Gottfried Nägele (10 November 1841 – 27 January 1914) was a German Catholic priest, collector of shells, and a malacologist who described several new species. He came to be called the "snail priest" („Schneckenpfarrer“) because of his interests.

Nägele was born in the farming family of Johann (1795–1843) and Ottilia née Morath (1807–1884) at the Kohlhalder Hof, Ebnet (Bonndorf im Schwarzwald). He grew up with older sisters who take care of him after the death of his father in 1843. After schooling at Sommerau and Ebnet he went to high school in Donaueschingen in 1860 and then to Konstanz four years later. Evenings were spent grazing the family cattle and he once noted a rare species of orchid in the meadows. He became interested in the plants of the Black Forest region. After studying theology at Freiburg im Breisgau he was ordained priest in 1868. He worked at Griessen, Neustadt and Waldshut before finally becoming parish administrator at Waltersweier near Offenburg from 1873 and remaining there until his death.

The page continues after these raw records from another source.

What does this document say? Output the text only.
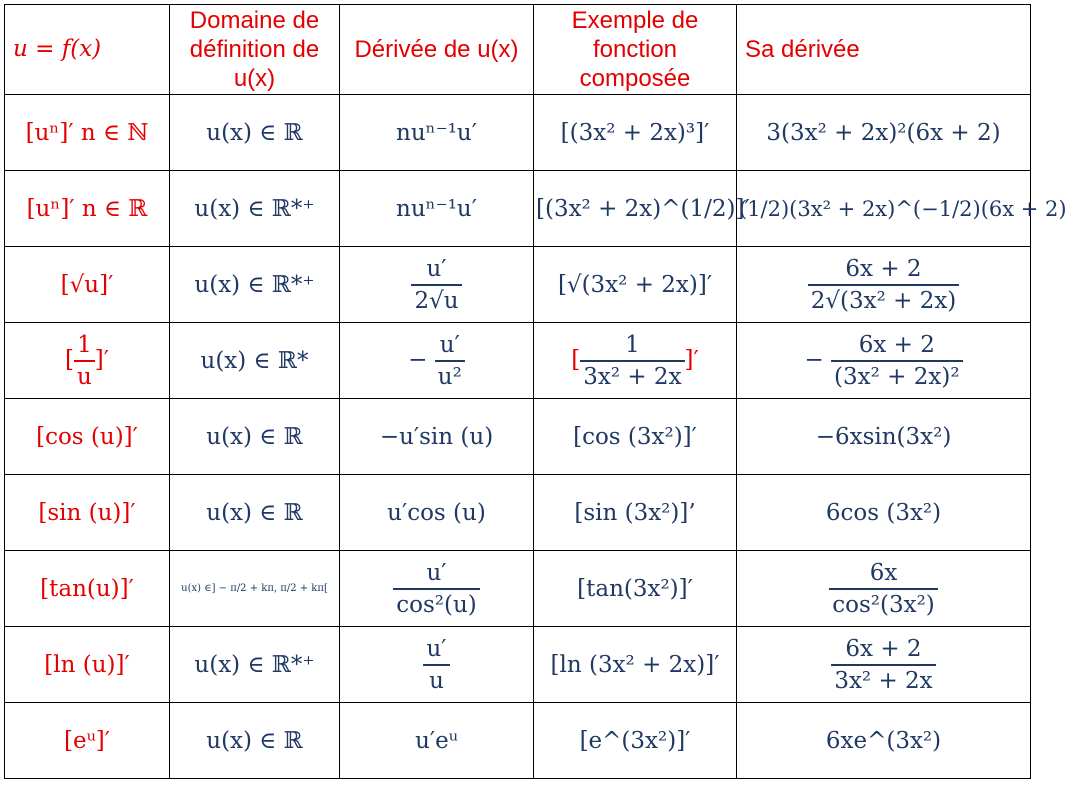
u = f(x)	Domaine de définition de u(x)	Dérivée de u(x)	Exemple de fonction composée	Sa dérivée
[uⁿ]′ n ∈ ℕ	u(x) ∈ ℝ	nuⁿ⁻¹u′	[(3x² + 2x)³]′	3(3x² + 2x)²(6x + 2)
[uⁿ]′ n ∈ ℝ	u(x) ∈ ℝ*⁺	nuⁿ⁻¹u′	[(3x² + 2x)^(1/2)]′	(1/2)(3x² + 2x)^(−1/2)(6x + 2)
[√u]′	u(x) ∈ ℝ*⁺	$\frac{u'}{2√u}$	[√(3x² + 2x)]′	$\frac{6x + 2}{\text{2√(3x² + 2x)}}$

[ $\frac{1}{u}$ ]′	u(x) ∈ ℝ*	− $\frac{u'}{\text{u²}}$	[ $\frac{1}{\text{3x² + 2x}}$ ]′	− $\frac{6x + 2}{\text{(3x² + 2x)²}}$

[cos (u)]′	u(x) ∈ ℝ	−u′sin (u)	[cos (3x²)]′	−6xsin(3x²)
[sin (u)]′	u(x) ∈ ℝ	u′cos (u)	[sin (3x²)]’	6cos (3x²)
[tan(u)]′	u(x) ∈] − π/2 + kπ, π/2 + kπ[	$\frac{u'}{\text{cos²(u)}}$	[tan(3x²)]′	$\frac{6x}{\text{cos²(3x²)}}$

[ln (u)]′	u(x) ∈ ℝ*⁺	$\frac{u'}{u}$	[ln (3x² + 2x)]′	$\frac{6x + 2}{\text{3x² + 2x}}$

[eᵘ]′	u(x) ∈ ℝ	u′eᵘ	[e^(3x²)]′	6xe^(3x²)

Nägele corresponded with Oskar Boettger and Wilhelm Kobelt at the Senckenberg Natural History Museum in Frankfurt on matters of molluscs. He sold duplicate shells to collectors and donated the money from it to his Catholic mission. He donated his collections of shells which included specimens from the orient collected by others to his colleague Justus Knecht who transferred it to the Ursulines of the Freiburg Catholic Institute. It was transferred to the Senckenberg Museum in 1941.